In mathematics, a group-theoretic analogue of the perfect numbers

In mathematics, a Leinster group is a finite group whose order equals the sum of the orders of its proper normal subgroups.

The Leinster groups are named after Tom Leinster, a mathematician at the University of Edinburgh, who wrote about them in a paper written in 1996 but not published until 2001. He called them "perfect groups" and later "immaculate groups",
but they were renamed as the Leinster groups by De Medts & Maróti (2013) because "perfect group" already had a different meaning (a group that equals its commutator subgroup).

Leinster groups give a group-theoretic way of analyzing the perfect numbers and of approaching the still-unsolved problem of the existence of odd perfect numbers.
For a cyclic group, the orders of the subgroups are just the divisors of the order of the group,
so a cyclic group is a Leinster group if and only if its order is a perfect number. More strongly, as Leinster proved, an abelian group is a Leinster group if and only if it is a cyclic group whose order is a perfect number. Moreover Leinster showed that dihedral Leinster groups are in one-to-one correspondence with odd perfect numbers, so the existence of odd perfect numbers is equivalent to the existence of dihedral Leinster groups.

==Examples==
The cyclic groups whose order is a perfect number are Leinster groups.

It is possible for a non-abelian Leinster group to have odd order; an example of order 355433039577 was constructed by François Brunault.
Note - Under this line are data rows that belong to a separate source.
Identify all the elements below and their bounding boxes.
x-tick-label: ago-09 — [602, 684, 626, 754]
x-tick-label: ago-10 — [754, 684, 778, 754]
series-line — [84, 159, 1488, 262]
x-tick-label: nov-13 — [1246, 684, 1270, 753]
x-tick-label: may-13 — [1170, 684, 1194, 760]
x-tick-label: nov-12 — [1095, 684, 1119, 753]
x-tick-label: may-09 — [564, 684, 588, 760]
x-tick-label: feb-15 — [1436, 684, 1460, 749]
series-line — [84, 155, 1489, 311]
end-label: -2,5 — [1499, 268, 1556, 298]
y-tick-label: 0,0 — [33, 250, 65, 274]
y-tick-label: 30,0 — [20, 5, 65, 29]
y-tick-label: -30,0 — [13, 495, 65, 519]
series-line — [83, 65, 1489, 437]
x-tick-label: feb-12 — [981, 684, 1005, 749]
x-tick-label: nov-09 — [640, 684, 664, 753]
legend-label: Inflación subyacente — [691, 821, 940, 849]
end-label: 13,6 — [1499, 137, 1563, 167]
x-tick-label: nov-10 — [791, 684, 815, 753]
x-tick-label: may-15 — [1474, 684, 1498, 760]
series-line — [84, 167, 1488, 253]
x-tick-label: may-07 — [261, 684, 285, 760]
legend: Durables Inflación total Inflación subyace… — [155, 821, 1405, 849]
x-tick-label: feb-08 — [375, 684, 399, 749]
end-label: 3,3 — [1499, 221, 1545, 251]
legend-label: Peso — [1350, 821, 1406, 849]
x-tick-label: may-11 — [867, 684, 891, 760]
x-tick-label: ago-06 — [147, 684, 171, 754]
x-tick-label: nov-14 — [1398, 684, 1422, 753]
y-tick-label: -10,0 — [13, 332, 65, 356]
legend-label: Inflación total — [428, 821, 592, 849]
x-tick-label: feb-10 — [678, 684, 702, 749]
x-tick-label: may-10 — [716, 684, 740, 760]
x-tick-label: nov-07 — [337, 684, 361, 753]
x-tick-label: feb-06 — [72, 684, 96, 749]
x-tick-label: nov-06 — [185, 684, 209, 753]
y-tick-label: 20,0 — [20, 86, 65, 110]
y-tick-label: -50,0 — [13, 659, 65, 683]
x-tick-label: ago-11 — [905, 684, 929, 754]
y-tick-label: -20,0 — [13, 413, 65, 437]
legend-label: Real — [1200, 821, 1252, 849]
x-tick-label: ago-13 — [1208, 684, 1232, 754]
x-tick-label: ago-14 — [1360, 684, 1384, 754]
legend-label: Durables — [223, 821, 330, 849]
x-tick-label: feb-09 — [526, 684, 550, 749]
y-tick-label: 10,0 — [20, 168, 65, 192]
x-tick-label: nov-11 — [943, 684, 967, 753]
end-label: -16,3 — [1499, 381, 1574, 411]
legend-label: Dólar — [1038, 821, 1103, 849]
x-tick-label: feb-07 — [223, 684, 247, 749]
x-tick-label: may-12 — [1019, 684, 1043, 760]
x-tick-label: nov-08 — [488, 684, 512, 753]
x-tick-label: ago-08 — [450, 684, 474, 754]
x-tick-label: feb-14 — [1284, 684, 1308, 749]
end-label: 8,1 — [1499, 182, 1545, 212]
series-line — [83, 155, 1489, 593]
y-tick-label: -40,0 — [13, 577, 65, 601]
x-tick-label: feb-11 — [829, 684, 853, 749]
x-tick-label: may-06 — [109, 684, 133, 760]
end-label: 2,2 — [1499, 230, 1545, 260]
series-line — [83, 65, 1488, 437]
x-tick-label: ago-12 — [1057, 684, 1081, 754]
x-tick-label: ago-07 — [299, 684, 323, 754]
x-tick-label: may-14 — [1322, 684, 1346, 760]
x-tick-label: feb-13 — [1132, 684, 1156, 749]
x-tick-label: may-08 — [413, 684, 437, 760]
Other examples of non-abelian Leinster groups include certain groups of the form $\operatorname{A}_n \times \operatorname{C}_m$, where $\operatorname{A}_n$ is an alternating group and $\operatorname{C}_m$ is a cyclic group. For instance, the groups $\operatorname{A}_5 \times \operatorname{C}_{15128}$, $\operatorname{A}_6 \times \operatorname{C}_{366776}$ , $\operatorname{A}_{7} \times \operatorname{C}_{5919262622}$ and $\operatorname{A}_{10} \times \operatorname{C}_{691816586092}$ are Leinster groups. The same examples can also be constructed with symmetric groups, i.e., groups of the form $\operatorname{S}_n \times \operatorname{C}_{m}$, such as $\operatorname{S}_3 \times \operatorname{C}_{5}$.

The possible orders of Leinster groups form the integer sequence
6, 12, 28, 30, 56, 360, 364, 380, 496, 760, 792, 900, 992, 1224, ...

It is unknown whether there are infinitely many Leinster groups.

== Properties ==
- There are no Leinster groups that are symmetric or alternating.
- There is no Leinster group of order p^{2}q^{2} where p, q are primes.
- No finite semi-simple group is Leinster.
- No p-group can be a Leinster group.
- All abelian Leinster groups are cyclic with order equal to a perfect number.